# 4770k or take a 3770k right now ?



## Ironman (Mar 23, 2013)

Should i wait for 4770k or take a 3770k right now ?

A Taste Of Things To Come

considering in india 
things launch here late
premium prices for early adopters

SO Please help me decide


----------



## 101gamzer (Mar 23, 2013)

^Read this very informative Core i7-4770K: Haswell's Performance, Previewed : Core i7-4770K Gets Previewed


----------



## lakeport (Mar 23, 2013)

Most sources suggest that the performance difference between ivy bridge and haswell isn't going to be a lot.. somewhere around 7-8%.... But yeah maybe Intel will fix the overheating problem with haswell that happens in ivy bridge when overclocking with increased voltages.. So if you plan to OC hardcore.. wait for haswell.. else go for the 3770K.


----------



## sumalatha (Mar 23, 2013)

Spoiler






lakeport said:


> Most sources suggest that the performance difference between ivy bridge and haswell isn't going to be a lot.. somewhere around 7-8%.... But yeah maybe Intel will fix the overheating problem with haswell that happens in ivy bridge when overclocking with increased voltages.. So if you plan to OC hardcore.. wait for haswell.. else go for the 3770K.






+1 to lakeport comments

Not much performance increase considering 7-8%.


----------



## Sainatarajan (Mar 23, 2013)

I think you would be happy with a FX 8350 . The Price Of I7 3770K is priced at ~20k and I think the 4770k would be priced Ridiculously at 25k(guess).


----------



## Bhargav Simha (Mar 27, 2013)

lakeport said:


> Most sources suggest that the performance difference between ivy bridge and haswell isn't going to be a lot.. somewhere around 7-8%.... But yeah maybe Intel will fix the overheating problem with haswell that happens in ivy bridge when overclocking with increased voltages.. So if you plan to OC hardcore.. wait for haswell.. else go for the 3770K.



Reviews by the "sources" have not been done on the final product... just like a beta of game or software, the proccy they worked is a work in progress with beta drivers.

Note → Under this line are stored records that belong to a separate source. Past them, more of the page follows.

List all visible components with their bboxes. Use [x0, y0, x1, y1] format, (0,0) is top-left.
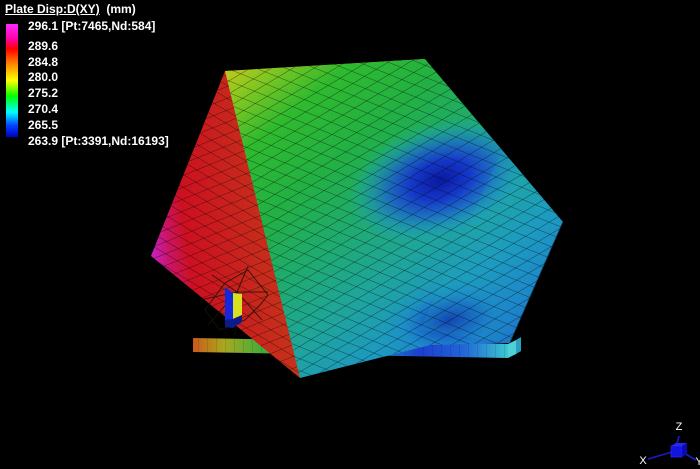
- svg-text:Y: Y: [695, 456, 700, 468]
- svg-text:Z: Z: [676, 421, 683, 433]
- svg-text:X: X: [639, 455, 647, 467]
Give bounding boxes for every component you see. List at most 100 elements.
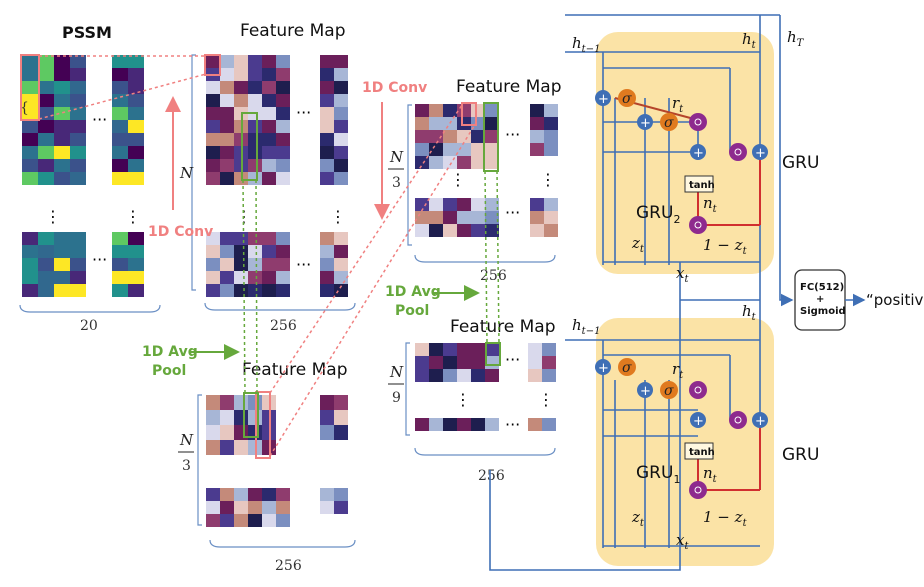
fmap1-cell [220,284,234,297]
pssm-cell [128,245,144,258]
pool1-label-line1: 1D Avg [142,344,198,360]
fmap3-height-brace [407,104,412,246]
fc-line3: Sigmoid [800,306,846,317]
fmap1-cell [262,120,276,133]
fmap1-cell [334,232,348,245]
fmap1-cell [248,284,262,297]
fmap3-cell [429,211,443,224]
fmap3-cell [457,117,471,130]
pssm-cell [38,81,54,94]
hT-to-fc-arrow [779,290,794,307]
gru-bot-x: xt [676,531,689,552]
conv1-label: 1D Conv [148,224,213,240]
pssm-cell [70,284,86,297]
fmap1-cell [262,133,276,146]
gru-top-cell: + σ + σ + + [565,14,781,300]
fmap1-cell [320,120,334,133]
fmap3-title: Feature Map [456,77,562,97]
fmap1-cell [220,159,234,172]
fmap3-cell [457,104,471,117]
pssm-cell [112,159,128,172]
fmap1-cell [276,120,290,133]
gru-top-side-label: GRU [782,153,819,173]
fmap3-cell [471,117,485,130]
fmap2-cell [334,488,348,501]
svg-text:+: + [693,414,704,429]
pssm-cell [128,81,144,94]
fmap3-cell [544,224,558,237]
fmap2-cell [206,488,220,501]
pssm-cell [38,55,54,68]
pssm-cell [112,81,128,94]
fmap1-cell [220,232,234,245]
pssm-cell [128,107,144,120]
fmap4-cell [528,369,542,382]
fmap1-cell [234,284,248,297]
fmap2-cell [276,514,290,527]
pssm-cell [70,232,86,245]
pool1-label-line2: Pool [152,363,186,379]
fmap2-cell [206,501,220,514]
fmap1-cell [320,81,334,94]
fmap4-cell [415,343,429,356]
fmap4-cell [429,418,443,431]
pssm-cell [22,107,38,120]
fmap1-cell [220,245,234,258]
gru-bot-tanh: tanh [689,447,715,458]
fmap4-cell [429,356,443,369]
fmap3-cell [415,104,429,117]
fmap3-vdots-2: ⋮ [540,170,556,189]
pssm-cell [112,120,128,133]
svg-text:+: + [640,116,651,131]
fmap1-dots-2: ··· [296,255,311,274]
fmap1-cell [248,159,262,172]
fmap1-cell [262,68,276,81]
fmap1-cell [320,172,334,185]
fmap1-cell [206,284,220,297]
fmap2-cell [234,395,248,410]
fmap1-cell [248,133,262,146]
fmap1-cell [262,94,276,107]
fmap3-cell [530,198,544,211]
pssm-cell [70,172,86,185]
fmap3-cell [471,156,485,169]
gru-top-hprev: ht−1 [572,34,600,55]
fmap3-cell [485,224,499,237]
fmap4-cell [429,369,443,382]
fmap1-cell [206,120,220,133]
gru-top-r: rt [672,94,684,115]
fmap3-cell [471,130,485,143]
fmap2-cell [234,514,248,527]
fmap1-cell [262,284,276,297]
fmap2-matrix [206,395,348,527]
fmap4-cell [457,343,471,356]
pssm-cell [54,232,70,245]
fmap4-cell [471,343,485,356]
pssm-cell [112,94,128,107]
fmap3-cell [457,211,471,224]
fmap1-cell [206,94,220,107]
fmap4-cell [485,343,499,356]
output-text: “positive? [866,291,924,309]
fmap1-cell [334,120,348,133]
gru-bot-sigma2: σ [664,383,674,399]
fmap1-cell [220,258,234,271]
fmap1-cell [262,271,276,284]
pssm-cell [22,146,38,159]
fmap4-cell [415,418,429,431]
pssm-cell [22,81,38,94]
fmap1-cell [248,68,262,81]
fmap4-dots-1: ··· [505,350,520,369]
fmap1-cell [248,271,262,284]
fmap3-cell [443,224,457,237]
gru-bottom-cell: + σ + σ + + [489,299,774,571]
pssm-cell [22,159,38,172]
fmap2-cell [320,395,334,410]
fmap4-cell [485,369,499,382]
fmap1-cell [262,81,276,94]
fmap2-height-den: 3 [182,458,191,474]
fmap1-height-label: N [179,164,194,182]
fmap3-cell [415,211,429,224]
fmap3-cell [544,143,558,156]
fmap1-cell [220,81,234,94]
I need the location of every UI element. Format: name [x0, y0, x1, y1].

So I feel we should not judge the performance increase right now.


----------



## topgear (Mar 28, 2013)

granted the review/preview tested a review sample only, there's not enough new apps which can take advantage of the new instruction sets and the OC potentiality has not been tested yet but generally speaking 3770K or even a FX-8350 is a much better for the people who don't wnt to wait as these techs, platforms are more mature and going with either of them is not a bad idea by any means.


----------



## Ironman (Mar 28, 2013)

lakeport said:


> Most sources suggest that the performance difference between ivy bridge and haswell isn't going to be a lot.. somewhere around 7-8%.... But yeah maybe Intel will fix the overheating problem with haswell that happens in ivy bridge when overclocking with increased voltages.. So if you plan to OC hardcore.. wait for haswell.. else go for the 3770K.



not hardcore oc ................ but planning to do a little OC


----------



## harshilsharma63 (Mar 28, 2013)

Is it an urgent purchase, or you just want an upgrade?


----------



## topgear (Mar 29, 2013)

Ironman said:


> not hardcore oc ................ but planning to do a little OC



both are good for your purpose then and 4.5 Ghz is guaranteed


----------